La bataille pour la mémoire
Alors que la vidéo de l’assassinat se répand comme une traînée de poudre, une bataille narrative se met rapidement en place. D’un côté, le camp trumpiste présente Charlie comme un père de famille et un débatteur ouvert au dialogue avec le camp woke. La gauche est rapidement désignée comme coupable de cet assassinat, alors même que l’identité du tueur n’est pas encore connue. Le compte @mobileguruUSB désigne notamment une femme trans de Seattle, Michaela, 29 ans, à la vindicte des réseaux, parce que son visage est apparu dans une recherche d’image associée à un autre compte X qui avait menacé Kirk la veille de sa venue, avant d’être effacé.
Pendant que la droite propose d’ériger des statues parlantes (avec de l’IA) ou des fresques murales pour lui rendre hommage, la gauche replonge dans les différents messages et posts de Charlie Kirk pour en extraire les propos les plus choquants. Soutien total à l’usage des armes à feu qui nécessitait selon lui « des sacrifices » (comprenez : des fusillades dans des écoles) pour être maintenu, interdiction de l’avortement même dans le cas d’un viol de fillette, détestation de l’empathie qu’il considérait comme « un terme new age qui fait beaucoup de dégâts », et autres opinions racistes ou transphobes ressurgissent pour dresser un bilan idéologique peu glorieux.

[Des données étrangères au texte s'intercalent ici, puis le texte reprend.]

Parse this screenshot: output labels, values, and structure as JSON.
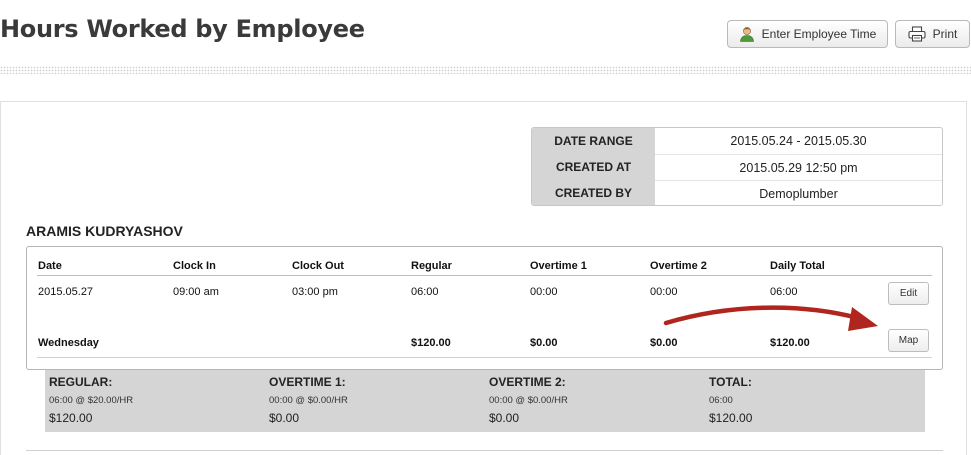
{
  "page": {
    "title": "Hours Worked by Employee",
    "enter_time_label": "Enter Employee Time",
    "print_label": "Print"
  },
  "report_meta": [
    {
      "label": "DATE RANGE",
      "value": "2015.05.24 - 2015.05.30"
    },
    {
      "label": "CREATED AT",
      "value": "2015.05.29 12:50 pm"
    },
    {
      "label": "CREATED BY",
      "value": "Demoplumber"
    }
  ],
  "employee": {
    "name": "ARAMIS KUDRYASHOV",
    "columns": [
      "Date",
      "Clock In",
      "Clock Out",
      "Regular",
      "Overtime 1",
      "Overtime 2",
      "Daily Total"
    ],
    "entry": {
      "date": "2015.05.27",
      "clock_in": "09:00 am",
      "clock_out": "03:00 pm",
      "regular": "06:00",
      "overtime1": "00:00",
      "overtime2": "00:00",
      "daily_total": "06:00"
    },
    "day_summary": {
      "weekday": "Wednesday",
      "regular": "$120.00",
      "overtime1": "$0.00",
      "overtime2": "$0.00",
      "daily_total": "$120.00"
    },
    "edit_label": "Edit",
    "map_label": "Map"
  },
  "totals": [
    {
      "heading": "REGULAR:",
      "detail": "06:00 @ $20.00/HR",
      "amount": "$120.00"
    },
    {
      "heading": "OVERTIME 1:",
      "detail": "00:00 @ $0.00/HR",
      "amount": "$0.00"
    },
    {
      "heading": "OVERTIME 2:",
      "detail": "00:00 @ $0.00/HR",
      "amount": "$0.00"
    },
    {
      "heading": "TOTAL:",
      "detail": "06:00",
      "amount": "$120.00"
    }
  ],
  "colors": {
    "annotation_arrow": "#b0261f",
    "summary_background": "#d5d5d5"
  },
  "icons": {
    "enter_time": "person-icon",
    "print": "printer-icon"
  }
}
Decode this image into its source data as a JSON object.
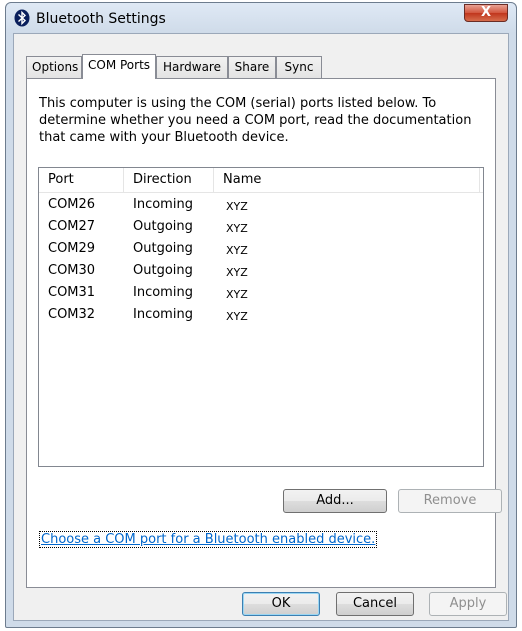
{
  "window": {
    "title": "Bluetooth Settings",
    "close_label": "X"
  },
  "tabs": [
    {
      "label": "Options"
    },
    {
      "label": "COM Ports",
      "active": true
    },
    {
      "label": "Hardware"
    },
    {
      "label": "Share"
    },
    {
      "label": "Sync"
    }
  ],
  "panel": {
    "description": "This computer is using the COM (serial) ports listed below. To determine whether you need a COM port, read the documentation that came with your Bluetooth device.",
    "columns": [
      "Port",
      "Direction",
      "Name"
    ],
    "rows": [
      {
        "port": "COM26",
        "direction": "Incoming",
        "name": "XYZ"
      },
      {
        "port": "COM27",
        "direction": "Outgoing",
        "name": "XYZ"
      },
      {
        "port": "COM29",
        "direction": "Outgoing",
        "name": "XYZ"
      },
      {
        "port": "COM30",
        "direction": "Outgoing",
        "name": "XYZ"
      },
      {
        "port": "COM31",
        "direction": "Incoming",
        "name": "XYZ"
      },
      {
        "port": "COM32",
        "direction": "Incoming",
        "name": "XYZ"
      }
    ],
    "add_label": "Add...",
    "remove_label": "Remove",
    "link_text": "Choose a COM port for a Bluetooth enabled device."
  },
  "footer": {
    "ok_label": "OK",
    "cancel_label": "Cancel",
    "apply_label": "Apply"
  },
  "icons": {
    "bluetooth": "bluetooth-icon",
    "close": "close-icon"
  },
  "colors": {
    "bluetooth": "#0a1f5c",
    "link": "#0066cc",
    "close": "#c7452a"
  }
}
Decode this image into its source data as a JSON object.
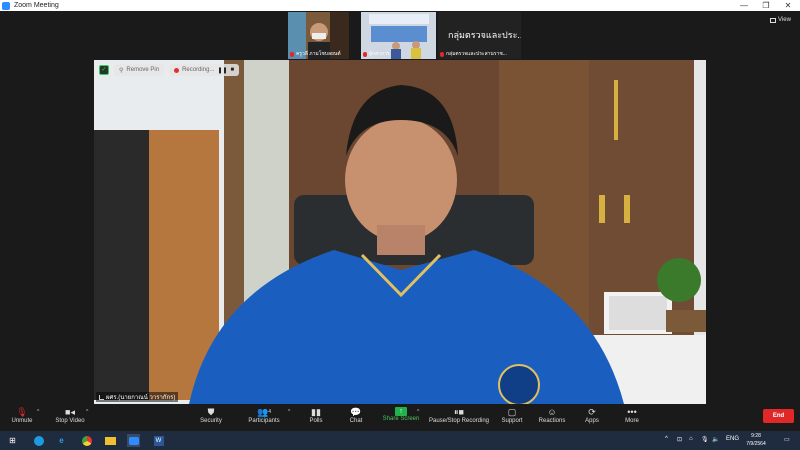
{
  "window": {
    "title": "Zoom Meeting",
    "minimize": "—",
    "maximize": "❐",
    "close": "✕"
  },
  "view_button": "View",
  "thumbnails": [
    {
      "name": "ครูวลี ภามโชบลยนต์"
    },
    {
      "name": "ผู้กสาภาร"
    },
    {
      "name": "กลุ่มตรวจและประสานราช...",
      "big_name": "กลุ่มตรวจและประ..."
    }
  ],
  "main_video": {
    "remove_pin": "Remove Pin",
    "recording": "Recording...",
    "speaker_name": "ผศร.(นายกาณน์ วารากักร)"
  },
  "toolbar": {
    "unmute": "Unmute",
    "stop_video": "Stop Video",
    "security": "Security",
    "participants": "Participants",
    "participants_count": "4",
    "polls": "Polls",
    "chat": "Chat",
    "share_screen": "Share Screen",
    "pause_stop_recording": "Pause/Stop Recording",
    "support": "Support",
    "reactions": "Reactions",
    "apps": "Apps",
    "more": "More",
    "end": "End"
  },
  "taskbar": {
    "language": "ENG",
    "time": "9:28",
    "date": "7/9/2564"
  },
  "colors": {
    "zoom_blue": "#2d8cff",
    "end_red": "#e02828",
    "share_green": "#22b14c",
    "shirt_blue": "#1a5fc0"
  }
}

À cela s’ajoutent des centaines de vidéos montrant des réactions positives ou des danses à l’annonce de la mort du polémiste, une réaction qui rappelle dans une certaine mesure celles qui avaient suivi l’assassinat du CEO d’Heastlcare Brian Tompson en décembre 2024. Plusieurs comptes seront ainsi « doxés » par la droite et publiés sur les réseaux en guise de vengeance.
Un narratif qui s’internationalise
Depuis, le narratif autour de cet assassinat semble s’être fixé. D’un côté, des réactions de gauche estiment que cette mort s’explique par les discours haineux que Charlie Kirk avait l’habitude de prêcher ; de l’autre, un doigt accusateur porté par la droite, qui rappelle à quel point l’influenceur était ouvert au dialogue et désigne le camp woke comme le plus violent (même si les statistiques récentes montrent que la violence politique est majoritairement l’apanage de l’extrême droite).
Ce débat déborde largement des frontières américaines et sert de révélateur en France. Certains éditorialistes d’extrême droite, comme Eugénie Bastié, n’hésitent pas à reprendre cette rhétorique du « gentil débatteur », tandis que des commentateurs politiques de gauche sur les réseaux, comme Regelegorila, tentent de rappeler la réalité de son discours haineux, avant d’être pris pour cible en ligne.
Ces débats ne sont d’ailleurs pas sans conséquences. Alors que Donald Trump a diffusé sur son compte Truth Social une allocution rendant hommage à celui qu’il considère comme un martyr, le Secretary of State Christopher Landau a annoncé que les internautes étrangers se réjouissant publiquement de la mort de Charlie Kirk seraient listés afin de ne plus pouvoir entrer sur le territoire états-unien.